Singer and song writer Ethan Bourne asks whether it’s right for gay clubs to exclude straight people because of their sexuality.
The other day, I decided to go with some friends to a well known London gay club that I often frequent. However, having been asked by the staff on the door of the sexuality of my group, containing about 5 female heterosexual individuals, I was told that they were not welcome but my gay friends were. Not wanting to be confrontational despite being quite frankly outraged, I left and we enjoyed the night at another club which graciously accepted anyone regardless of sexuality.
The issues that this throws up, to my way of thinking, are tumultuous. There are of course two sides to this story and an argument that says a gay club is a gay club and therefore exclusively for gay people, but I would say that this is only discrimination and discrimination which comes from the idea of a gay club being a place where homophobia is absent, only to be replaced by discrimination against heterosexual people. I would be horrified if I were refused entry to a ‘straight’ cub on grounds of sexuality and this is in fact illegal, so how can a gay club perpetuate this exclusion?
I accept the fact that people would say that a gay club is perhaps one of the few paces gay people feel comfortable and I agree completely with this, having felt myself years ago that my only real escape was to socialise with other gay people. They would go on to say however, that because of this, it should remain a ‘gay’ clientele, but I would argue that the very notion of excluding individuals because of their sexuality is the same mindset that we are trying to tackle to create equality.
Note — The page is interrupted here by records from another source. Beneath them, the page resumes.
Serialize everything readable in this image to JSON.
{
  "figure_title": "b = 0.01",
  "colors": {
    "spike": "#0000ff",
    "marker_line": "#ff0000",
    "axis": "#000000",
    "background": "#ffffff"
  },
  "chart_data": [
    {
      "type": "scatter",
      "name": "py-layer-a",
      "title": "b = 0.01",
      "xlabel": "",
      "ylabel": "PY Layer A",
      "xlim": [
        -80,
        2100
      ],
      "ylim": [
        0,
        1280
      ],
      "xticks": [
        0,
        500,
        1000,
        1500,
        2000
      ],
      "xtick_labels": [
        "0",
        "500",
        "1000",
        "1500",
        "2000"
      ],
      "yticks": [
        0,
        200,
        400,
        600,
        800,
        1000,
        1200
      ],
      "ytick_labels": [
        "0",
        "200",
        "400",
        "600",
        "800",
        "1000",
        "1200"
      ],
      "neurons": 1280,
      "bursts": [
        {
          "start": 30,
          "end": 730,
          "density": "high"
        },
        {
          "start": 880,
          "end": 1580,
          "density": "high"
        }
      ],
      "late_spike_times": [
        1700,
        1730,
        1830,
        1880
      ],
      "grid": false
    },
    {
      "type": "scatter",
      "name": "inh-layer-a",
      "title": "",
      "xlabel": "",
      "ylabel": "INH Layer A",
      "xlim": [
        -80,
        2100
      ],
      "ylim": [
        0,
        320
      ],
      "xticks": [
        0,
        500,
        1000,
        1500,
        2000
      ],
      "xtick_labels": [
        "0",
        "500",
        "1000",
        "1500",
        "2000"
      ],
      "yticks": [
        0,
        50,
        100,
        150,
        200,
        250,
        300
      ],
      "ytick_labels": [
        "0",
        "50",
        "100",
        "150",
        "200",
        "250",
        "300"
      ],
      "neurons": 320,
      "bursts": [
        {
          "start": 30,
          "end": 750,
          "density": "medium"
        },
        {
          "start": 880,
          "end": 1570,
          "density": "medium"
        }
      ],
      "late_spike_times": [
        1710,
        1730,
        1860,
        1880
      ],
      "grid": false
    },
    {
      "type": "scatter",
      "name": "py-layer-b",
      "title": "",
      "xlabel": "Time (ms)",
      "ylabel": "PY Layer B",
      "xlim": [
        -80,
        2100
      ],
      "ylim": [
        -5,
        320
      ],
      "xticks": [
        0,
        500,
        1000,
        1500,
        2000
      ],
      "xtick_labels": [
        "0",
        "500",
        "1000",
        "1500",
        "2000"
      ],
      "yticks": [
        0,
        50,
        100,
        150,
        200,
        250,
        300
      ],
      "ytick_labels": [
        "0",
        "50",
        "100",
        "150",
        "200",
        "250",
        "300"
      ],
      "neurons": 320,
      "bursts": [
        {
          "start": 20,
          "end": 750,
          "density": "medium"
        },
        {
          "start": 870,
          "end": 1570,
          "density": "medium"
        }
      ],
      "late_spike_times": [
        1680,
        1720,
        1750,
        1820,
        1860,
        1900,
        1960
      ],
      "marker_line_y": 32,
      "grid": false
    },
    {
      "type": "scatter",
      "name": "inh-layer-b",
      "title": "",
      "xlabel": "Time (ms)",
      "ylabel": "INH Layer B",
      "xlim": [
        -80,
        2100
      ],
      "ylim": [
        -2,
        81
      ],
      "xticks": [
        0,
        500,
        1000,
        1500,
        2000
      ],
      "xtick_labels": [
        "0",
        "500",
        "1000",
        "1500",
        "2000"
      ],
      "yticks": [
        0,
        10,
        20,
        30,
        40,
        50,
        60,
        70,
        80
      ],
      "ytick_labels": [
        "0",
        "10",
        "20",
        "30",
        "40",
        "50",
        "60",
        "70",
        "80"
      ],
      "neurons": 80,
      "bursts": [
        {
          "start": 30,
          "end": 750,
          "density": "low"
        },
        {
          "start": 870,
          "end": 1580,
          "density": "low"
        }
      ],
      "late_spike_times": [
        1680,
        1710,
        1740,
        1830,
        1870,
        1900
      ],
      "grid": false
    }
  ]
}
What’s more, aside from the contradictory manner of a club for those perhaps excluded from other aspects of life then excluding people themselves, for me, this creates a larger problem, and one that can only go towards the detriment of people like myself who wish for complete equality. If some straight people are excluded from clubs on grounds of their sexuality, then how is this likely to affect their perception of the gay scene? That it is strictly for gays? That they do not wish to mingle with heterosexual individuals? That they would rather be sealed off? Well this is a terrible sentiment. The very idea of equality is that we should all be able to feel comfortable in whatever social situation and if heterosexual individuals are excluded from gay places, their perception of the gay culture is surely only going to be a negative one of discrimination and therefore creates more problems when gay people ask to be included elsewhere in society.
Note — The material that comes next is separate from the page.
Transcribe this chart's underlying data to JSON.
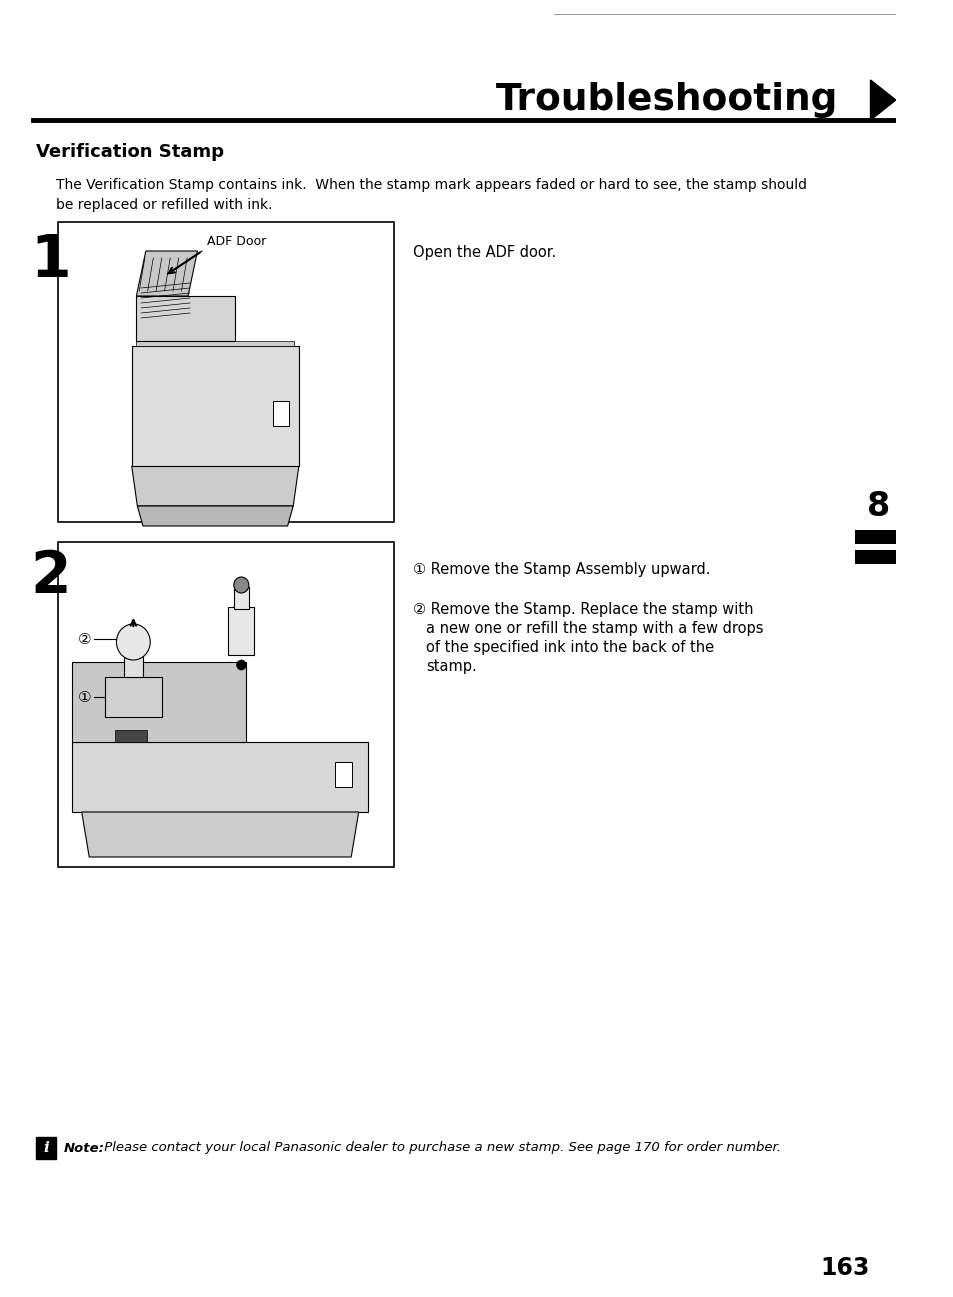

I would conclude that this example shows we all have a part to play. I don’t think it is just about campaigning for equal rights for gay individuals which I of course believe in, but on a social level, I don’t think it is fair that whilst asking for equality, we can perpetuate the same social exclusion that has lead to so much bullying and discrimination. We should learn to accept all individuals and although I accept gay venues do offer a ‘refuge’ from a perhaps intimidating or overwhelming heterosexual scene, by shutting the doors to heterosexual people, we are only continuing the problems that we face for a fairer future for all.